When we can no longer run, we there is nowhere left to hide, when our flesh is rotting from our corpse and so we can no longer deny, Jesus breaks in and says our name.


Jesus says your name!


Jesus says our name, us dead-ones, and we are knit back together. Jesus says our name, us rotting ones, and we recognize the voice of our shepherd and we are raised. Jesus says our name, and that battle with death comes to an end, because Jesus is our victory.

 

That is what All Saints day is about, fellow dying-ones!


Yes, All Saints is an important occasion to remember, but it is also an occasion to celebrate, to hear a promise (again).


No longer must we go through rote pretending,

no longer must we go through tedious hiding,

no longer must we go through exhausting running,

no longer must we deny!

 

Jesus has taken creatures like us, like those we loved who know sleep, like Lazarus, and defeats our final foe - helps us in our death.

 
Given that promise one of the important questions we get to ask on All Saints Day is, "where are those deaths we're bound to, where are those deaths we need to be freed from?"


There is the loss of our loved ones, and not merely those who have passed this year - but those who have passed who we love, who we remember, who we miss.

There is the fear, the uncertainty, of our own approaching death.

There is death in the history of this church - tragically and traumatically losing a pastor.
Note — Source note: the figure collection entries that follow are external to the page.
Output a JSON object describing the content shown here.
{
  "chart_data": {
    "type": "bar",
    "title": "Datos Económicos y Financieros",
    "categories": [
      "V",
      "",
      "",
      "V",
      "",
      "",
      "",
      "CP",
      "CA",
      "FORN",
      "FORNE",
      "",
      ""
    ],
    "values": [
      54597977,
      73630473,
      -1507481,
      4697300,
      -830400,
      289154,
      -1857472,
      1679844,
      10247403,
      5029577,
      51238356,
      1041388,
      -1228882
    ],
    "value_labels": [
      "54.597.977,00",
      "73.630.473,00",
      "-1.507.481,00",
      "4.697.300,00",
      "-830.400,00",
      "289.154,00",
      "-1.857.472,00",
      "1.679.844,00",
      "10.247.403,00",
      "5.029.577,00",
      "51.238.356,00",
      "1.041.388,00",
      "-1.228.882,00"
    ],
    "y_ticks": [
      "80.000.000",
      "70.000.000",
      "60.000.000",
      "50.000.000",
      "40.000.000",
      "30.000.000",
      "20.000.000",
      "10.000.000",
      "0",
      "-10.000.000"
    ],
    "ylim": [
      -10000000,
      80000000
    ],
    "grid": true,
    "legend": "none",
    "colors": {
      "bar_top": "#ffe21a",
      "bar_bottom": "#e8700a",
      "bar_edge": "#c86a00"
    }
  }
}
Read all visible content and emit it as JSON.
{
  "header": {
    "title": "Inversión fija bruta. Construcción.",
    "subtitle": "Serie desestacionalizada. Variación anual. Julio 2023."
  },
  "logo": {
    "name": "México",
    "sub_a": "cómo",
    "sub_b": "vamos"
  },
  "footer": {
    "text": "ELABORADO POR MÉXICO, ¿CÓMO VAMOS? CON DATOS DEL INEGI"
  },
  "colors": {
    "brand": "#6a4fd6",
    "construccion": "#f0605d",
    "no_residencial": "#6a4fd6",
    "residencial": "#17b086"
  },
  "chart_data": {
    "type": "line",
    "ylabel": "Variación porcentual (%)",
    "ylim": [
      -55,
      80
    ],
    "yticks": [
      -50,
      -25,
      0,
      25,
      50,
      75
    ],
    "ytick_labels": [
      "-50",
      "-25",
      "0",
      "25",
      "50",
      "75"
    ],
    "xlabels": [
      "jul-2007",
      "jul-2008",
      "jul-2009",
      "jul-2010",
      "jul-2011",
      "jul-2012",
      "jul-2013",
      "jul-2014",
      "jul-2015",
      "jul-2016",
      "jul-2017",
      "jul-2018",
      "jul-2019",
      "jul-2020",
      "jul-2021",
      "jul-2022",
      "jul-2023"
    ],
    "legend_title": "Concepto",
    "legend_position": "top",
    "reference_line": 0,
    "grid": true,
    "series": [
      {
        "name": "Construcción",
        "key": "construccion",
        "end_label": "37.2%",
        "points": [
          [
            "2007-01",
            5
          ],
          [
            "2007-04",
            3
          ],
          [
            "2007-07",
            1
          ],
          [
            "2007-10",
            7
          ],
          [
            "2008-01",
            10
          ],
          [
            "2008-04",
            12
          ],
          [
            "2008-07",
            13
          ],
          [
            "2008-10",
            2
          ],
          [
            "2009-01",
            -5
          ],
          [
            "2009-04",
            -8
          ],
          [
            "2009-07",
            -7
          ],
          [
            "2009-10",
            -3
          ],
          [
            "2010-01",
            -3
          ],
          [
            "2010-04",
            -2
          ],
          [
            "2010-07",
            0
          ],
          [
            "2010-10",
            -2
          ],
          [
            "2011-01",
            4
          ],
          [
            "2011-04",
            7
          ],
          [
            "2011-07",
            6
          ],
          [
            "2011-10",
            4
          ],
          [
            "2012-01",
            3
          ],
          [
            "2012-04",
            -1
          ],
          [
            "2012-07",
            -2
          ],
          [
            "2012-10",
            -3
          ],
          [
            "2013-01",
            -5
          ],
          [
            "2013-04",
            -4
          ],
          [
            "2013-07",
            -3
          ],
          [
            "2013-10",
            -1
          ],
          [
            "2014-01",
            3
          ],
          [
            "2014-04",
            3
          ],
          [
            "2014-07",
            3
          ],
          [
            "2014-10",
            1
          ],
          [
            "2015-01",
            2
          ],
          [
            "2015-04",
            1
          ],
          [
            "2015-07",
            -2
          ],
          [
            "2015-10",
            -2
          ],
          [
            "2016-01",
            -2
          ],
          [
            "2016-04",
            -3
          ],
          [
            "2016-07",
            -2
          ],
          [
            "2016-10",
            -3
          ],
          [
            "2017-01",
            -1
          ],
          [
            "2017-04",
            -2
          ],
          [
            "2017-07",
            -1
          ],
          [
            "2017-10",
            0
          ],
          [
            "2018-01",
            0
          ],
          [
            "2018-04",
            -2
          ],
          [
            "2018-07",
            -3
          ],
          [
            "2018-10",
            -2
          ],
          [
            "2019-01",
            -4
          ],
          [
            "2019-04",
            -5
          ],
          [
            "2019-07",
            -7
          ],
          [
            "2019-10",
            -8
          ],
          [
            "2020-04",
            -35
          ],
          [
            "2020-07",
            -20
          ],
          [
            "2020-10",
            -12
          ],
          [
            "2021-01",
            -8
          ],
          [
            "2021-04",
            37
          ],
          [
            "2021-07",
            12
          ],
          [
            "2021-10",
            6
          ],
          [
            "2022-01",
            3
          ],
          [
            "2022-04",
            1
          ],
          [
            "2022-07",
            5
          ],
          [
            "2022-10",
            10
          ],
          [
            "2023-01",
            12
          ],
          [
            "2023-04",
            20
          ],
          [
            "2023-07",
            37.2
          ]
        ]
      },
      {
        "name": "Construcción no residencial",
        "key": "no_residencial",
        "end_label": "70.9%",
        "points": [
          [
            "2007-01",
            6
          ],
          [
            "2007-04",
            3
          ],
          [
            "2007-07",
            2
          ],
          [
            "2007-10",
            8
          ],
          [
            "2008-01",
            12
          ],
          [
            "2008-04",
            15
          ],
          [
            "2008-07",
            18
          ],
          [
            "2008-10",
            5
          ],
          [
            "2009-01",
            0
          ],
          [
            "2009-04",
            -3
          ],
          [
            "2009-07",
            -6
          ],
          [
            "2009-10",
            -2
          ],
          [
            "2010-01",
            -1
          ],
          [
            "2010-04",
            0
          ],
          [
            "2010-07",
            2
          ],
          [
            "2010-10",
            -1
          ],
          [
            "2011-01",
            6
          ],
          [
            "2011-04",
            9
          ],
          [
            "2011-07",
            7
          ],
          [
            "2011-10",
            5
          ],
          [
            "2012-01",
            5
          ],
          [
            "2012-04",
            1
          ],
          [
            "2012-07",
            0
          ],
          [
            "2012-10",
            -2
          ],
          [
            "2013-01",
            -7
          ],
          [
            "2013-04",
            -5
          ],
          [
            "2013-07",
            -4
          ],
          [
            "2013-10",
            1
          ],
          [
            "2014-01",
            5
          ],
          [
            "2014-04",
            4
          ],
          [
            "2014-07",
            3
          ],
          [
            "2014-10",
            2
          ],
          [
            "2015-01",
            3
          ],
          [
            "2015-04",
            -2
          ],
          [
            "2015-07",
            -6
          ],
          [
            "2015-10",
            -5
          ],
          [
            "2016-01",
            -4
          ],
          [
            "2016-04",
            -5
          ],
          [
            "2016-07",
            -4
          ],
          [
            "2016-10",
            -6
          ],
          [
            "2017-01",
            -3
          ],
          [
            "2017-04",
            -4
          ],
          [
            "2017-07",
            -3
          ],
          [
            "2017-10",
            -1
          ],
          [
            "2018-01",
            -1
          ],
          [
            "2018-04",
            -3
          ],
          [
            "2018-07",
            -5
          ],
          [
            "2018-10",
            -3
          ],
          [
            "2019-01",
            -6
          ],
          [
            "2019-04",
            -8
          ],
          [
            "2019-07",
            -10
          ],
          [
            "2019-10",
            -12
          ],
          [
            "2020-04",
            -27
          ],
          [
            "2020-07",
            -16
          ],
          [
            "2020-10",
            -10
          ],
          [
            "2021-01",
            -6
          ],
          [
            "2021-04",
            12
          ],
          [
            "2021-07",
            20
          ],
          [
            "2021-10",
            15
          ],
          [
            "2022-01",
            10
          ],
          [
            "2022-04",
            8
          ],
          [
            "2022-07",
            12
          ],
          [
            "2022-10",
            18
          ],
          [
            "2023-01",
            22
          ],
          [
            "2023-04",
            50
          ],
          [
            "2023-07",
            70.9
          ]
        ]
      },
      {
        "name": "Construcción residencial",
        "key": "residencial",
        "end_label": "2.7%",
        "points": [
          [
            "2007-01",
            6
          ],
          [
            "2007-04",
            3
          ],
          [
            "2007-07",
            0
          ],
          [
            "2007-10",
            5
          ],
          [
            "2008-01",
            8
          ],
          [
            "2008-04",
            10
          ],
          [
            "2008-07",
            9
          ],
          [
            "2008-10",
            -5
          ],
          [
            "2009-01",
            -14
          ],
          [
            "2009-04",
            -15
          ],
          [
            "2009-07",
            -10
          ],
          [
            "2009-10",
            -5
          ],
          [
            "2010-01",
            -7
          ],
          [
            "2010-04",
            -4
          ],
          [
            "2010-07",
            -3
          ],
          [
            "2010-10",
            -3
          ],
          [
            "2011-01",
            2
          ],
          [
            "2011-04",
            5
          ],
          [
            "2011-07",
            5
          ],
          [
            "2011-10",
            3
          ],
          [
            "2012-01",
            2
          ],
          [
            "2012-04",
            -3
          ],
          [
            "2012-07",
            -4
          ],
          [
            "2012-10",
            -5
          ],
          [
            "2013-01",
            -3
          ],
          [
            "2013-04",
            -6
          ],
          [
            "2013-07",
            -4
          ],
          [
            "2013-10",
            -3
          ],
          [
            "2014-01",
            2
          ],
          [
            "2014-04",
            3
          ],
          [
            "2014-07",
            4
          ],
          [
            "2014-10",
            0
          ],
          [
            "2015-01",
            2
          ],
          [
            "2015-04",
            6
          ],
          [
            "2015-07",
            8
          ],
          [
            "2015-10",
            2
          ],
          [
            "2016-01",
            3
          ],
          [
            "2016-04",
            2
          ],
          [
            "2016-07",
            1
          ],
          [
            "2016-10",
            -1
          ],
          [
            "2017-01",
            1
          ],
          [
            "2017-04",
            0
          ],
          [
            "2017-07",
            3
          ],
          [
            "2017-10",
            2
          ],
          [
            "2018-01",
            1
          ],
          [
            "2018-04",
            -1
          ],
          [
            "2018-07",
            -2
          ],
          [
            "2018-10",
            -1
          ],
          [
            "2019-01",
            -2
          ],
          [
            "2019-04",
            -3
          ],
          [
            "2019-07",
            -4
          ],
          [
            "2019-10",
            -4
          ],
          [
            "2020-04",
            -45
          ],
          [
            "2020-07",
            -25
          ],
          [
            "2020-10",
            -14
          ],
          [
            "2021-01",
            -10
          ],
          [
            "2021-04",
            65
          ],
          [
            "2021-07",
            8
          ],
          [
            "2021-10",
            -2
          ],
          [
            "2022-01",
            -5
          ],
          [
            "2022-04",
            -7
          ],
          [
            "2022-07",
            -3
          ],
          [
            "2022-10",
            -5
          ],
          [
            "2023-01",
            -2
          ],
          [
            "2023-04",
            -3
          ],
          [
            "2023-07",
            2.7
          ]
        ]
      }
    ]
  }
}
There are the loss of members, of attendance. There is the fear of what our future may look like here.

What else?

 

We dare ask, 'what else,' because we no longer need to hide. We dare ask, 'what else' because we have seen how Jesus breaks into those places of death and says "move the stone."

 
We dare look at those places of death because a promise has grasped us, and that promise is that Jesus brings life to dead things - that Jesus' answers those pleas for help on our deathbed.


We dare look at those places because the stone has been moved,

because the dead have been raised,

because the shroud of death has been unbound!

 

This is what All Saints day is about - not just remembering those who are gone, but remembering that they are held in Jesus' liberation. All Saints is a day to especially remember that in Christ we are all put-together again, that we are membered-again, re-membered with that communion of saints.
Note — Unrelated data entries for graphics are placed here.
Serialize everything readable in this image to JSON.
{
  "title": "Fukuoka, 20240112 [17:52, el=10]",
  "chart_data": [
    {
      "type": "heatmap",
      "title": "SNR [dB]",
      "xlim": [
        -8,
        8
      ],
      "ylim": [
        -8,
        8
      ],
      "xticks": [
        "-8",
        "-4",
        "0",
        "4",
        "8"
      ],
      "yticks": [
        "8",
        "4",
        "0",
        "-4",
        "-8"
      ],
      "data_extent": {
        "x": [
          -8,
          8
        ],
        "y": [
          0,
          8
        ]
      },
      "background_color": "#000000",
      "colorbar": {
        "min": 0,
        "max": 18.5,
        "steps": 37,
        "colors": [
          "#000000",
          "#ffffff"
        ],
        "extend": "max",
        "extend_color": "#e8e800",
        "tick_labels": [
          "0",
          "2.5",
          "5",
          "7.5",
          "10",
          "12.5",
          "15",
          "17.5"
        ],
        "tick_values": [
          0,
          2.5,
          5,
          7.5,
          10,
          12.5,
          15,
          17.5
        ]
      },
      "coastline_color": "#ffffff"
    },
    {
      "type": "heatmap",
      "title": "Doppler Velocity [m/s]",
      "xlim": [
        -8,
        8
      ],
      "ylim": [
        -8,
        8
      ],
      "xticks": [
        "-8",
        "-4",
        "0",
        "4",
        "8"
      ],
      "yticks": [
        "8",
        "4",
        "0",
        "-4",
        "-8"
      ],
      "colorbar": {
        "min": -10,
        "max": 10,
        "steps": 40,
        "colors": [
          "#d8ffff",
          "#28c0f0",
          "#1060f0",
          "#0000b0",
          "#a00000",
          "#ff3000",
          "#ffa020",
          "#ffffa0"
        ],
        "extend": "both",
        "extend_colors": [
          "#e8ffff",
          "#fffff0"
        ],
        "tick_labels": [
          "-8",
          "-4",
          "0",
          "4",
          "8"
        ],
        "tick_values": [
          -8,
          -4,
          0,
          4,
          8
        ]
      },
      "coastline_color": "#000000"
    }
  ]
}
But All Saints is about more than just a day to remember.


Listen to the end of this story with Lazarus.

After Jesus says the stone must be moved, after Jesus calls Lazarus' name; Jesus looks to the crowd, and so also us, and says. 'unbind him.'


See that?!

Jesus not only removes the stone from our tomb and calls our name, but Jesus also invites us into his liberation. God gives us life, and invites us to unbind others so they may have life.

 
Yes - it is easy to be like Martha - obsessed with that stone and the death behind it: but Jesus is resolute and when he calls for the stone to be moved and dares say the name of the dead-one. When love has granted life to even things that have died, Jesus looks to us and says, "unbind that-one."

Yes - perhaps we may be small here at Trinity. Perhaps we may have lost members, regardless Jesus looks to us and says, "unbind them." Yes perhaps we may be grieving, and we are dying ourselves, but Jesus says our names and unbinds us.


So not only do we dare to look at those places of death, but we dare to ask, "where is God calling us to unbind that shroud of death?"


            There are the folks who call the church, looking for beds to sleep upon.
 
            There are folks struggling for just enough food for the day.

            Where else?

            Where else is God calling us to unbind the shroud of death?


In light of all that, all that All Saints means, we're going to do our remembrance a little different.


We're going to gather in the center. We have names to read - and we will read them. But there will also be time for us to say the places we need freed from death - and the places we feel called to unbind the shroud of death. After each pronouncement, Hal will sound the bell.